SENTENCIA CONSTITUCIONAL PLURINACIONAL 0151/2013
Tribunal Constitucional Plurinacional de Bolivia

SENTENCIA CONSTITUCIONAL PLURINACIONAL 0151/2013

Fecha: 19-Feb-2013

III.3. El caso concreto

Los hechos que motivaron la interposición de la presente acción se fundan en la presunta existencia de defectos absolutos que dieron lugar a la ilegal e indebida privación de libertad del accionante, que a su criterio debieron ser observados de oficio por la Jueza Séptima de Instrucción en lo Penal. Empero, de la revisión de antecedentes, se advierten dos situaciones; la primera, que en audiencia de consideración de medidas cautelares de 5 de noviembre de 2012, Rubén Miranda, no denunció los presuntos actos ilegales en que hubieran incurrido funcionarios policiales y la representante del Ministerio Público; y la segunda, que los hechos que motivaron la interposición del incidente de nulidad por defectos absolutos de 14 de ese mes y año, son similares a los utilizados en la presente acción de defensa, el cual se encuentra en trámite según decreto de 22 del mismo mes y año.
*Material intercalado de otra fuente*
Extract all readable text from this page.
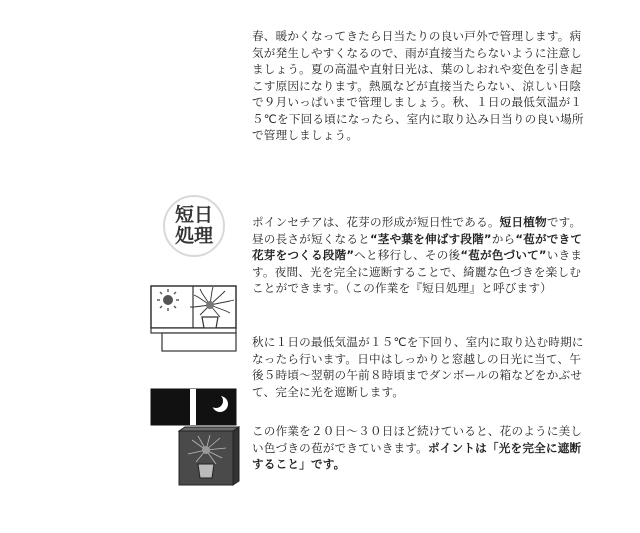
春、暖かくなってきたら日当たりの良い戸外で管理します。病気が発生しやすくなるので、雨が直接当たらないように注意しましょう。夏の高温や直射日光は、葉のしおれや変色を引き起こす原因になります。熱風などが直接当たらない、涼しい日陰で９月いっぱいまで管理しましょう。秋、１日の最低気温が１５℃を下回る頃になったら、室内に取り込み日当りの良い場所で管理しましょう。

短日
処理

ポインセチアは、花芽の形成が短日性である。短日植物です。昼の長さが短くなると“茎や葉を伸ばす段階”から“苞ができて花芽をつくる段階”へと移行し、その後“苞が色づいて”いきます。夜間、光を完全に遮断することで、綺麗な色づきを楽しむことができます。（この作業を『短日処理』と呼びます）

秋に１日の最低気温が１５℃を下回り、室内に取り込む時期になったら行います。日中はしっかりと窓越しの日光に当て、午後５時頃〜翌朝の午前８時頃までダンボールの箱などをかぶせて、完全に光を遮断します。

この作業を２０日〜３０日ほど続けていると、花のように美しい色づきの苞ができていきます。ポイントは「光を完全に遮断すること」です。
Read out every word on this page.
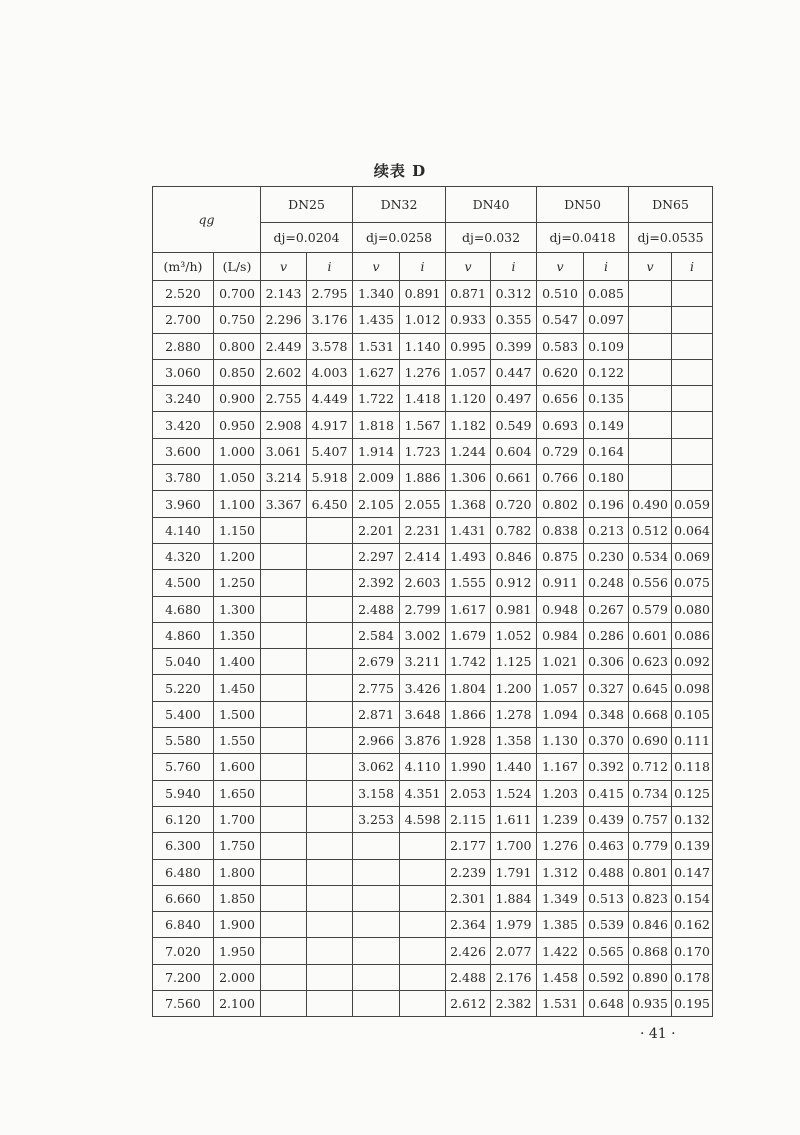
续表 D
qg		DN25		DN32		DN40		DN50		DN65	
		dj=0.0204		dj=0.0258		dj=0.032		dj=0.0418		dj=0.0535	
(m³/h)	(L/s)	v	i	v	i	v	i	v	i	v	i
2.520	0.700	2.143	2.795	1.340	0.891	0.871	0.312	0.510	0.085		
2.700	0.750	2.296	3.176	1.435	1.012	0.933	0.355	0.547	0.097		
2.880	0.800	2.449	3.578	1.531	1.140	0.995	0.399	0.583	0.109		
3.060	0.850	2.602	4.003	1.627	1.276	1.057	0.447	0.620	0.122		
3.240	0.900	2.755	4.449	1.722	1.418	1.120	0.497	0.656	0.135		
3.420	0.950	2.908	4.917	1.818	1.567	1.182	0.549	0.693	0.149		
3.600	1.000	3.061	5.407	1.914	1.723	1.244	0.604	0.729	0.164		
3.780	1.050	3.214	5.918	2.009	1.886	1.306	0.661	0.766	0.180		
3.960	1.100	3.367	6.450	2.105	2.055	1.368	0.720	0.802	0.196	0.490	0.059
4.140	1.150			2.201	2.231	1.431	0.782	0.838	0.213	0.512	0.064
4.320	1.200			2.297	2.414	1.493	0.846	0.875	0.230	0.534	0.069
4.500	1.250			2.392	2.603	1.555	0.912	0.911	0.248	0.556	0.075
4.680	1.300			2.488	2.799	1.617	0.981	0.948	0.267	0.579	0.080
4.860	1.350			2.584	3.002	1.679	1.052	0.984	0.286	0.601	0.086
5.040	1.400			2.679	3.211	1.742	1.125	1.021	0.306	0.623	0.092
5.220	1.450			2.775	3.426	1.804	1.200	1.057	0.327	0.645	0.098
5.400	1.500			2.871	3.648	1.866	1.278	1.094	0.348	0.668	0.105
5.580	1.550			2.966	3.876	1.928	1.358	1.130	0.370	0.690	0.111
5.760	1.600			3.062	4.110	1.990	1.440	1.167	0.392	0.712	0.118
5.940	1.650			3.158	4.351	2.053	1.524	1.203	0.415	0.734	0.125
6.120	1.700			3.253	4.598	2.115	1.611	1.239	0.439	0.757	0.132
6.300	1.750					2.177	1.700	1.276	0.463	0.779	0.139
6.480	1.800					2.239	1.791	1.312	0.488	0.801	0.147
6.660	1.850					2.301	1.884	1.349	0.513	0.823	0.154
6.840	1.900					2.364	1.979	1.385	0.539	0.846	0.162
7.020	1.950					2.426	2.077	1.422	0.565	0.868	0.170
7.200	2.000					2.488	2.176	1.458	0.592	0.890	0.178
7.560	2.100					2.612	2.382	1.531	0.648	0.935	0.195
· 41 ·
Bajo ese contexto y teniendo presente la naturaleza jurídica de la acción de libertad, no es posible ingresar al análisis de fondo de la problemática planteada, sin incurrir en una duplicidad de fallos, considerando que la presente acción se planteó el 22 de noviembre de 2012 y el incidente de nulidad por defectos absolutos -medio idóneo para reclamar irregularidades procesales-, se encuentra en trámite según decreto de la fecha indicada y sobre el cual la autoridad demandada deberá pronunciarse en el plazo establecido para dicho efecto y que aún es susceptible de impugnación a través del recurso de apelación incidental. En consecuencia, corresponde denegar la tutela invocada, por haberse activado de manera simultánea la jurisdicción ordinaria y constitucional con la finalidad de evitar una duplicidad de fallos que generarían un desorden procesal.

Así resuelta la presente acción, cabe recordar a la autoridad demandada que ante solicitudes vinculadas con la libertad, tiene el deber inexcusable de tramitarlas con la mayor prontitud posible respetando los plazos establecidos en la norma adjetiva penal, imprimiendo el principio de celeridad como principio procesal sobre el cual se sustenta la potestad de impartir justicia y en este caso la jurisdicción ordinaria -art. 180.I de la CPE-.